Finland’s contribution to Cyprus’s bailout was approved by the parliament’s Grand Committee as the government also survived a confidence vote on the measure.
The committee at the Helsinki-based assembly voted 16 to 9 to sanction the rescue, according to an e-mailed statement. Lawmakers also earlier backed Prime Minister Jyrki Katainen’s six-party coalition in the plenary session 86 to 65 against a motion brought by the opposition over the cabinet’s handling of the bailout. There were no abstentions and 48 were absent.
Finland’s minority opposition has attacked the government for participating in the 10 billion-euro ($13 billion) rescue to the Mediterranean island nation, the euro area’s fifth international aid package in almost three years. “The Finns” party filed the no-confidence motion on April 5 to force a debate over the bailout in a plenary session.
Rescues funded by the European Stability Mechanism are approved by the Finnish legislature’s Grand Committee, while payouts from the previous rescue fund, the European Financial Stability Facility, were discussed and approved through a vote in which all lawmakers were able to take part.

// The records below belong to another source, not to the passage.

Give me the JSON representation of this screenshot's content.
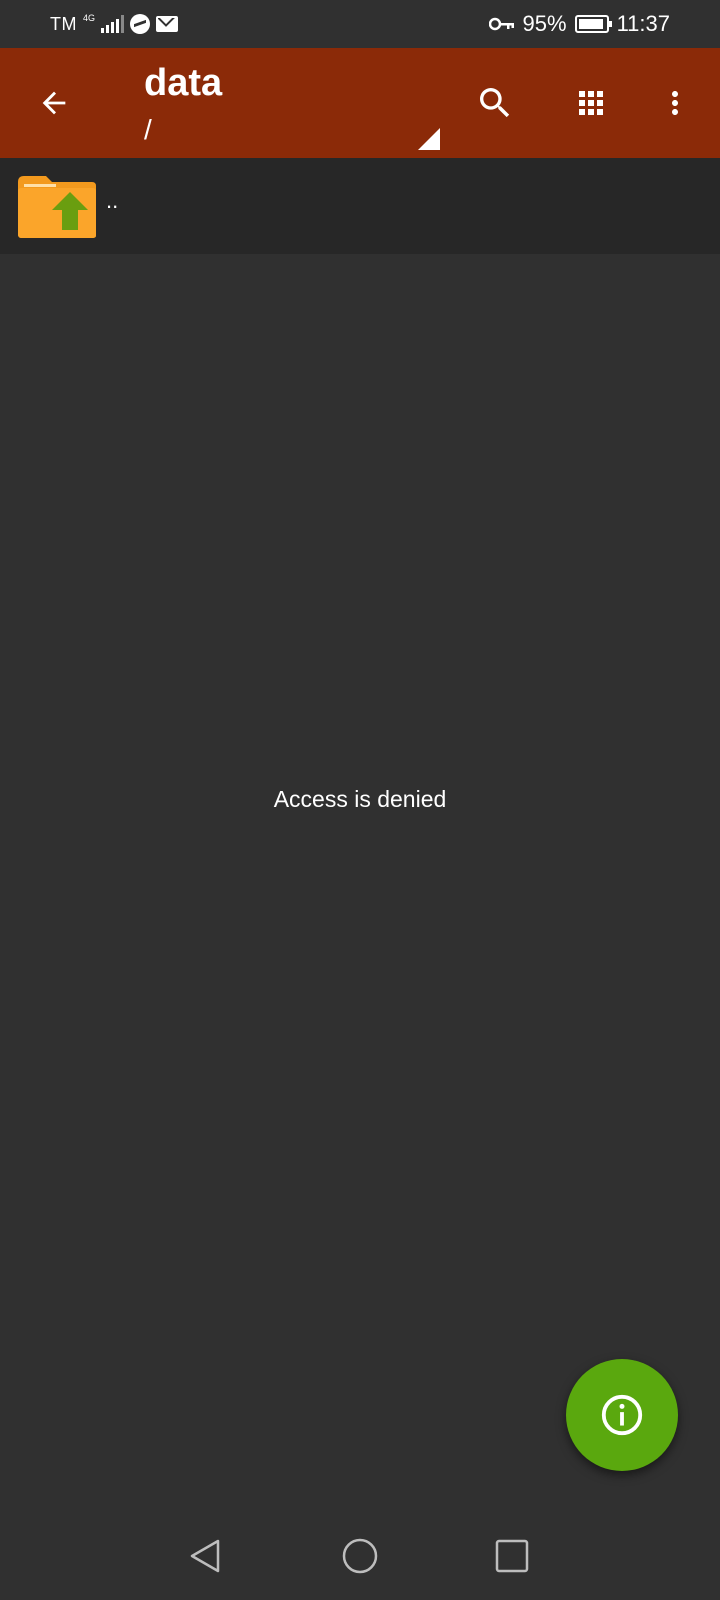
{
  "status_bar": {
    "carrier": "TM",
    "network_type": "4G",
    "battery_percent": "95%",
    "battery_level": 0.95,
    "time": "11:37",
    "icons": [
      "signal-icon",
      "messenger-icon",
      "mail-icon",
      "vpn-key-icon",
      "battery-icon"
    ]
  },
  "app_bar": {
    "title": "data",
    "path": "/",
    "actions": [
      "search-icon",
      "grid-view-icon",
      "more-options-icon"
    ],
    "color": "#8b2a08"
  },
  "list": {
    "items": [
      {
        "label": "..",
        "icon": "parent-folder-icon"
      }
    ]
  },
  "main": {
    "message": "Access is denied"
  },
  "fab": {
    "icon": "info-icon",
    "color": "#5aa80e"
  },
  "nav_bar": {
    "buttons": [
      "nav-back-icon",
      "nav-home-icon",
      "nav-recents-icon"
    ]
  }
}
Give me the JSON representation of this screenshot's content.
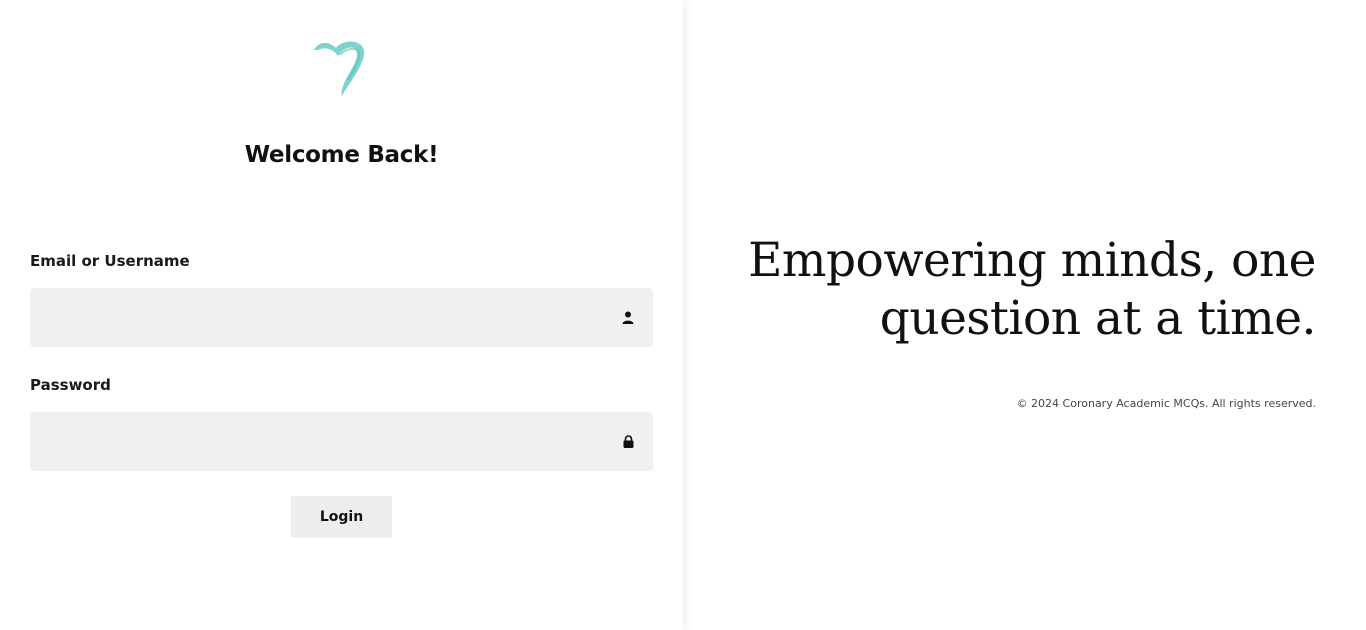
{
  "login_panel": {
    "heading": "Welcome Back!",
    "email_field": {
      "label": "Email or Username",
      "value": "",
      "icon": "user-icon"
    },
    "password_field": {
      "label": "Password",
      "value": "",
      "icon": "lock-icon"
    },
    "login_button": "Login"
  },
  "brand": {
    "logo_icon": "heart-swoosh-logo",
    "accent_color": "#7fd3cf"
  },
  "hero": {
    "tagline": "Empowering minds, one question at a time.",
    "copyright": "© 2024 Coronary Academic MCQs. All rights reserved."
  }
}
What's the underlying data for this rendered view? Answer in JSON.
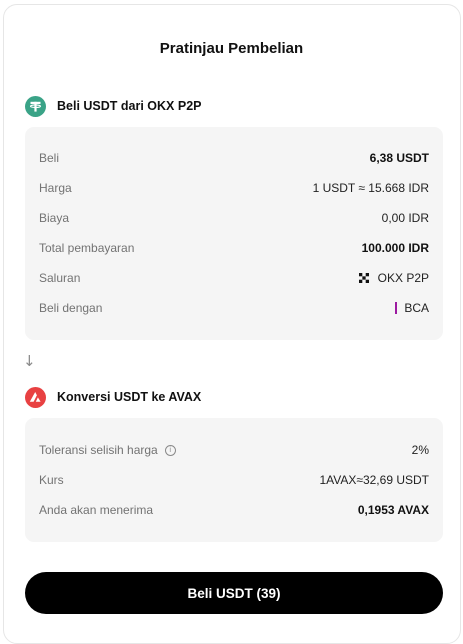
{
  "page": {
    "title": "Pratinjau Pembelian"
  },
  "section_buy": {
    "icon": "usdt-coin-icon",
    "icon_color": "#3aa387",
    "label": "Beli USDT dari OKX P2P",
    "rows": [
      {
        "key": "Beli",
        "value": "6,38 USDT"
      },
      {
        "key": "Harga",
        "value": "1 USDT ≈ 15.668 IDR"
      },
      {
        "key": "Biaya",
        "value": "0,00 IDR"
      },
      {
        "key": "Total pembayaran",
        "value": "100.000 IDR"
      },
      {
        "key": "Saluran",
        "value": "OKX P2P",
        "icon": "okx-logo-icon"
      },
      {
        "key": "Beli dengan",
        "value": "BCA",
        "icon": "bca-bar-icon",
        "icon_color": "#9c1aa0"
      }
    ]
  },
  "section_convert": {
    "icon": "avax-coin-icon",
    "icon_color": "#e84142",
    "label": "Konversi USDT ke AVAX",
    "rows": [
      {
        "key": "Toleransi selisih harga",
        "value": "2%",
        "icon": "info-icon"
      },
      {
        "key": "Kurs",
        "value": "1AVAX≈32,69 USDT"
      },
      {
        "key": "Anda akan menerima",
        "value": "0,1953 AVAX"
      }
    ]
  },
  "arrow_icon": "arrow-down-icon",
  "arrow_glyph": "↓",
  "info_glyph": "i",
  "buy_button": {
    "label": "Beli USDT (39)",
    "background": "#000000"
  }
}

The Grand Committee is comprised of 16 members from government parties and nine from the opposition. The committee last month granted Finance Minister Jutta Urpilainen a mandate to take part in the bailout negotiations.
Germany’s lower house of parliament, the Bundestag, yesterday backed the country’s participation in the rescue by 487 votes to 101, with 13 abstentions. German lawmakers “recognized their responsibility for the euro and the euro area, sending a strong signal,” Finance Minister Wolfgang Schaeuble said after the vote.
“Finnish tax revenue is used to prop up a tax haven, which doesn’t collect taxes to fund itself,” Timo Soini, who heads “The Finns,” said in the April 5 motion. “In addition, we’re saving very questionable funding sources and supporting money laundering.”
Urpilainen defended the rescue on April 17, saying the depositor bail-in agreed on as part of the package “safeguards taxpayers from mistakes others made” and means investors share the burden, in line with the government’s stance.
The government has defeated 13 confidence motions since coming to power in June 2011 as the opposition seeks to stir internal rifts in the six-party coalition. Katainen has the backing of 124 lawmakers of the parliament’s 200.